The patients were divided into two categories based on KRAS status. For the overall clinical features, no obvious baseline differences were observed between the two cohorts (the details are displayed in and ).

Table 2

Patient treatments and pathological characteristics.

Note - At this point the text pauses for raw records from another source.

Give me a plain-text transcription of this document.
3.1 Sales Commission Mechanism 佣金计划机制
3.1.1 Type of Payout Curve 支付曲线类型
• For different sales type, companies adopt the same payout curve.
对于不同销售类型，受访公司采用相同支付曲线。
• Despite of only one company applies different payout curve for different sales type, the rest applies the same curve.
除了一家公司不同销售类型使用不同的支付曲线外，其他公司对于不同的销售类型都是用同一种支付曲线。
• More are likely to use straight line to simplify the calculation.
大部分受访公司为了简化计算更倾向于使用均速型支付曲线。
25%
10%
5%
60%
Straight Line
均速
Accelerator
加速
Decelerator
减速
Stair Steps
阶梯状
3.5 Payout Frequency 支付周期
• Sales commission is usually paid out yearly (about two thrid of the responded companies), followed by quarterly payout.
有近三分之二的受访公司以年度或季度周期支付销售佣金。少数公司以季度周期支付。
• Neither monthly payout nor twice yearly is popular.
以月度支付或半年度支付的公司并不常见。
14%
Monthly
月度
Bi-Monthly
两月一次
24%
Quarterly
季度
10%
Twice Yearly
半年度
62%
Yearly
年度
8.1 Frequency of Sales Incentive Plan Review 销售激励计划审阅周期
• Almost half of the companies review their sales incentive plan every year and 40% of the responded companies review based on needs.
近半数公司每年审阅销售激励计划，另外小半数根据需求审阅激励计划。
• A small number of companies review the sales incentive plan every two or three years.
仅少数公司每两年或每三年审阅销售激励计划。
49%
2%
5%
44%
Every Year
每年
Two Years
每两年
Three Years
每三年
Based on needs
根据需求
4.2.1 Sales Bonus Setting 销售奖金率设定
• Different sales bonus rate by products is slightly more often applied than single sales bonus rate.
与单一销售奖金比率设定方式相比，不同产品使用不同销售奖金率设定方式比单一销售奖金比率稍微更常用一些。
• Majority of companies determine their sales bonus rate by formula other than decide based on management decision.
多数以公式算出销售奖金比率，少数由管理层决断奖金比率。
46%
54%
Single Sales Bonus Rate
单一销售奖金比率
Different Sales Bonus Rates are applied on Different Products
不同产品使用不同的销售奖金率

	Overall	KRAS-wild	KRAS-mut	P-value
Watch and wait (W&W) (%)				0.019
non-W&W	76 (91.6)	35 (83.3)	41 (100.0)
W&W	7 (8.4)	7 (16.7)	0 (0.0)
Neoadjuvant chemoradiation therapy (NCRT) (%)				0.41
non-NCRT	7 (8.4)	2 (4.8)	5 (12.2)
NCRT	76 (91.6)	40 (95.2)	36 (87.8)
Surgery type (%)				0.024
APR	27 (32.5)	10 (23.8)	17 (41.5)
palliative colon stoma	1 (1.2)	0 (0.0)	1 (2.4)
Hartmann	7 (8.4)	5 (11.9)	2 (4.9)
LAR	35 (42.2)	15 (35.7)	20 (48.8)
trans-anal surgery	1 (1.2)	1 (2.4)	0 (0.0)
W&W	7 (8.4)	7 (16.7)	0 (0.0)
no surgery	5 (6.0)	4 (9.5)	1 (2.4)
Tumor type (%)				0.485
adenocarcinoma	81 (97.6)	40 (95.2)	41 (100.0)
mucinous adenocarcinoma	2 (2.4)	2 (4.8)	0 (0.0)
Differentiation (%)				0.015
moderate	40 (48.2)	21 (50.0)	19 (46.3)
poor	15 (18.1)	4 (9.5)	11 (26.8)
unknown	21 (25.3)	10 (23.8)	11 (26.8)
W&W	7 (8.4)	7 (16.7)	0 (0.0)
ypT stage (%)				0.03
ypT0	7 (8.4)	1 (2.4)	6 (14.6)
ypT1	1 (1.2)	0 (0.0)	1 (2.4)
ypT2	12 (14.5)	7 (16.7)	5 (12.2)
ypT3	47 (56.6)	21 (50.0)	26 (63.4)
ypT4	1 (1.2)	1 (2.4)	0 (0.0)
unknown	8 (9.6)	5 (11.9)	3 (7.3)
W&W	7 (8.4)	7 (16.7)	0 (0.0)
ypN stage (%)				0.025
ypN0	33 (39.8)	12 (28.6)	21 (51.2)
ypN1	26 (31.3)	12 (28.6)	14 (34.1)
ypN2	8 (9.6)	5 (11.9)	3 (7.3)
unknown	9 (10.8)	6 (14.3)	3 (7.3)
W&W	7 (8.4)	7 (16.7)	0 (0.0)
ypTNM stage (%)				0.018
yp0	7 (8.4)	1 (2.4)	6 (14.6)
ypI	4 (4.8)	1 (2.4)	3 (7.3)
ypII	21 (25.3)	9 (21.4)	12 (29.3)
ypIII	34 (41.0)	17 (40.5)	17 (41.5)
unknown	10 (12.0)	7 (16.7)	3 (7.3)
W&W	7 (8.4)	7 (16.7)	0 (0.0)

MR Radiomic Analysis

After regression, one radiomic predictor was selected from 253 texture features. This feature is listed in . presents the tuning parameter (λ) and the coefficient of LASSO regression. presents the distribution of the selected parameter, X.LL_scaled_std, which is the standard deviation value of the scaled wavelet-transformed low-pass channel filter.

Table 3

Radiomics feature.

Feature	Coefficient
Intercept	-1.81132414
X.LL_scaled_std	0.04361241

Figure 2

(A) Text features were selected by the LASSO regression model. The performance of the radiomics signature was assessed by the ROC curve and C-index. Tuning parameter (λ) selection used ten-fold cross-validation via the minimum criteria. The optimal value was calculated by the minimum criteria and the 1-standard error of the minimum criteria (the 1-SE criteria). A λ of 0.1782 with log(λ) - 1.75562 was chosen. (B) A LASSO coefficient profile plot was produced against the log(λ) sequence. In addition, one radiomics feature was selected.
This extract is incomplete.